The current round of political dialogue indicates that the CTG is deliberating on the idea of a national government. Small parties like the Gano Forum and the Jatiyo Samajtantrik Dal, liberal democratic party, to name a few, have been advocating a national government that will continue the reform process and bring much needed changes in the constitution, to reallocate power between the various constitutional offices including strengthening of the Presidency. The views of these parties are not significant as they hardly have any political presence in the country; nevertheless, this idea has gained the support of the BNP. To force the military’s withdrawal to the barracks, some of the bigger parties are entertaining this idea of a national government so that a transfer of power can take place to an elected government.

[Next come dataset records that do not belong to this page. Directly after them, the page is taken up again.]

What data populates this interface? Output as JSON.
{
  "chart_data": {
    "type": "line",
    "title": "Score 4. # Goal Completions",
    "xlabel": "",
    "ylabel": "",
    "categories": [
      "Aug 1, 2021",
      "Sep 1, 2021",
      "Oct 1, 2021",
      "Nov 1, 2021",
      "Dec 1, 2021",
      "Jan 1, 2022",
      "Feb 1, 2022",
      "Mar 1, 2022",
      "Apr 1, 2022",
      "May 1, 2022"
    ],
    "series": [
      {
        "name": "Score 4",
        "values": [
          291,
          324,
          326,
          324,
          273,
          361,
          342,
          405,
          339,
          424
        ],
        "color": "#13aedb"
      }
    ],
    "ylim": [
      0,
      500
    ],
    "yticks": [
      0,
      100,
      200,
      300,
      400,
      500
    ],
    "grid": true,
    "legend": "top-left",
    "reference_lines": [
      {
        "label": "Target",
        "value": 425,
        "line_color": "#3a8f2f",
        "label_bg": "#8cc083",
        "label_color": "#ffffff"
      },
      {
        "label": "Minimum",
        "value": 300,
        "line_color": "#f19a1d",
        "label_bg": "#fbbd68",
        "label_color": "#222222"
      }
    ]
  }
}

A national government is also seen as a mechanism to ensure that reforms and the anti-corruption drive continue.

Technicalities like preparation of voters’ identity card and transparent ballot boxes are nearing completion. According to the Bangladesh Election Commission website, 95 per cent of voter registration is complete while the remainder is in progress. The government has reconstituted several constituencies which could influence the elections results. Minor changes have been carried out in delimiting 32 constituencies, which have been reconstituted by merging more than one constituency or portions of them. Substantial changes have been made to 20 constituencies and other changes in 42 constituencies. And in 133 constituencies, the government has either merged some of the areas or have reduced the size of some of these. These processes are important to conduct a free and fair election, though the restructuring of various political institutions that is underway to ensure a system of checks and balance to deal with democratic arbitrariness would be a time consuming process. Factors that would ensure the success of the current democratic experiment by the military-backed CTG are collective initiative of political actors and civil society with a sense of reconciliation rather than revenge and retribution. One should take note that many Bangladeshis who are critical of the CTG’s handling of political issues are equivocal in their concern at a scenario which could revert Bangladesh back to the pre-January 11, 2007 situation when this caretaker government assumed power.